Machine Learning (ML), Artificial Intelligence (AI), and Deep Learning (DL) have moved from the research end of embedded systems development into real-world applications. These methodologies are in use to support the solution to problems that traditional control algorithms either cannot solve or solve at a high computational cost. Adopting a new technology means understanding the advantages and disadvantages of the technology. Today I want to talk about the novel input problem and how it can result in critical system faults.
Name that tune

ML/AI/DL systems have made huge strides in their ability to classify inputs into reasoned guesses. Recently Google announced a “name that tune” feature that allows users to provide a snippet and google will try to name that tune. In my 5 test cases it got 4 out of 5 right. The one it got wrong was John Cage’s 4’33”. It got it wrong because it is a song with no sound, something that falls outside all of the classification categories.
Conceptually understanding a black box

ML/AI/DL systems are notoriously black box systems, e.g. what goes on inside is not known or in a functional sense, knowable. But, there is a way of thinking of them that can help with the design of the complete controls system. ML/AI/DL systems can be thought of as “self taught” expert systems.
They “ask” themselves a set of questions, and for each question they guide down to a set of probabilities to the final “answer.”

The ideal system works like this:
- I know what this is: It is a hot dog!
- I know the type of thing it is: It is a type of sausage
- I know the general class of things: it is food
- I don’t know what it is: but I think it is safe
- I don’t know what it is: it may not be safe
Depending on the type of system you are designing you may need to reject the results for anything that comes back 3 or lower in the list.
I don’t know: it may not be safe

Crying wolf, that is to say alerting when there is not a good reason to alert, is the curse of all ML/AI/DL systems. At the same time, as ML/AI/DL systems are often used in safety critical systems they need to have a better safe then sorry approach to input response. The first answer? A graduated response.

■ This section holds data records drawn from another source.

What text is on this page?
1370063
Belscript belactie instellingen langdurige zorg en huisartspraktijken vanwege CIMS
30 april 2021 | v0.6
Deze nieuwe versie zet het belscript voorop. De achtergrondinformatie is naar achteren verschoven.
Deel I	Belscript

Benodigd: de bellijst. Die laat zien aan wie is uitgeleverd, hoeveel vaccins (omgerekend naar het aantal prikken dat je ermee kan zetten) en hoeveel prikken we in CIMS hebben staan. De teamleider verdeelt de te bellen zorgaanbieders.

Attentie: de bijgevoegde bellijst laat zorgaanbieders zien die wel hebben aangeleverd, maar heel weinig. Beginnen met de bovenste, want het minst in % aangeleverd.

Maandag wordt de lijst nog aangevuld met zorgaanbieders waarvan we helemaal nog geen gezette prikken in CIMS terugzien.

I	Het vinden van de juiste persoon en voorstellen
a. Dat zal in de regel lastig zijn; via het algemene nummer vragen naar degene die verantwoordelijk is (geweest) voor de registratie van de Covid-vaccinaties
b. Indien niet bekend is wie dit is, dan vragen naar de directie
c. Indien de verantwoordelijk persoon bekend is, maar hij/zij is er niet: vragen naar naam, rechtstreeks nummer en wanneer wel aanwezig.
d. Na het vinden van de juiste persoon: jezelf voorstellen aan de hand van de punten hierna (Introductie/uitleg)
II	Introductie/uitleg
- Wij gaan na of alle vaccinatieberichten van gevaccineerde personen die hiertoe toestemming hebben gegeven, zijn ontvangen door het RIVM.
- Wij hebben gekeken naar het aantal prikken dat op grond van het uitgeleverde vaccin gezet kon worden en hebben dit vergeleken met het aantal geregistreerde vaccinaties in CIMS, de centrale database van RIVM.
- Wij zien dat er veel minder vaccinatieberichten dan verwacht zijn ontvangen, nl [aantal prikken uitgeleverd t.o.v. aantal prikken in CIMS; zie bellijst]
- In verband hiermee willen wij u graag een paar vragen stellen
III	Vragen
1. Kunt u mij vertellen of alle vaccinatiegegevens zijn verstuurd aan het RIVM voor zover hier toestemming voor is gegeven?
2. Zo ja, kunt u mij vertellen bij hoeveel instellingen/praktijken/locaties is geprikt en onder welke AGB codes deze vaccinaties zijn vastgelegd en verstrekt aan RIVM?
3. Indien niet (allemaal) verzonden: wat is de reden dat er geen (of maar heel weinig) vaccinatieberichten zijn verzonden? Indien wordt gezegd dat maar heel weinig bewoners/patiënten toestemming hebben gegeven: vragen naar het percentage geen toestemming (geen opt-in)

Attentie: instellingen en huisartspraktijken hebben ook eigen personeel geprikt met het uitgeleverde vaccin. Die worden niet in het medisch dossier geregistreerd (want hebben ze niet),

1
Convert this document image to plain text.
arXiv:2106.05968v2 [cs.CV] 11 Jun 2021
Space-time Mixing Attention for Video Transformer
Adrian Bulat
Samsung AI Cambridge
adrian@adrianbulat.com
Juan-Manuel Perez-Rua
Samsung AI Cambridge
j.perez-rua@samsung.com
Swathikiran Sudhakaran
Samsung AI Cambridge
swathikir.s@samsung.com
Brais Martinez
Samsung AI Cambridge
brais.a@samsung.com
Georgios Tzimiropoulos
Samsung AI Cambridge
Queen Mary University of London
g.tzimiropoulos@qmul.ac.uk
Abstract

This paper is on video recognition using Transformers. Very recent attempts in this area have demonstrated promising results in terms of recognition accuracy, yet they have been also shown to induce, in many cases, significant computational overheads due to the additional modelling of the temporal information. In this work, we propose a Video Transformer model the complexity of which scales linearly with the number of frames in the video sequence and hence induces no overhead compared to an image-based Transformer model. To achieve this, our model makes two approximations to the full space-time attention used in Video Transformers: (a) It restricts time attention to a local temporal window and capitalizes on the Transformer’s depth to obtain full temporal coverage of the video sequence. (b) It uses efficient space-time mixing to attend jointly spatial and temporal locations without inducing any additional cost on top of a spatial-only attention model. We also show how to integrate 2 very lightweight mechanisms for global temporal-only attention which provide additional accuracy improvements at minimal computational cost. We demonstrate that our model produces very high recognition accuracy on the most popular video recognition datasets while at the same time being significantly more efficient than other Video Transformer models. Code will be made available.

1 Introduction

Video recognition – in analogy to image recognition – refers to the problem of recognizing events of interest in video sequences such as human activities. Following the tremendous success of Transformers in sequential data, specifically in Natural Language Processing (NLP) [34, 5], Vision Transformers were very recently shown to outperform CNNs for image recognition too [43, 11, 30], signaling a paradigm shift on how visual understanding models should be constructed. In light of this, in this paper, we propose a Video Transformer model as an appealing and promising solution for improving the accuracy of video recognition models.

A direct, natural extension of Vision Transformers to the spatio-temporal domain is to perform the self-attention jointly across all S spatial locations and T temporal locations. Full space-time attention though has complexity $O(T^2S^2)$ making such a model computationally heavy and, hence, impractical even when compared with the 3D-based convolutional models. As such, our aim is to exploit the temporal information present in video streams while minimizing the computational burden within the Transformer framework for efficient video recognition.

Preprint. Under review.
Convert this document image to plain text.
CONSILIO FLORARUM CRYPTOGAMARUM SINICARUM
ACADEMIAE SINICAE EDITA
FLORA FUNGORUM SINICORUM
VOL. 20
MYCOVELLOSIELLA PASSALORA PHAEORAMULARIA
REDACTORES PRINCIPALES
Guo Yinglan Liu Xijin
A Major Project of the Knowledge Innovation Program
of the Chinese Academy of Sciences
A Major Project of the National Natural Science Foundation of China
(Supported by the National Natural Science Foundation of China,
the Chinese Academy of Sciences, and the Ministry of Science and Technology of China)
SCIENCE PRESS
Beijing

In most cases the warning can be responded to in stages. First “slow down” the rate of the event happening; use that time to re-evaluate the alert. If the conditions continue to merit, then “stop.”
The second approach? Stop. If you have a safety critical system, “fail safe” should always be prioritized over continued operation. Ideally the data gathered can be used as part of a DevOps workflow so that in the future the “correct” approach can be followed.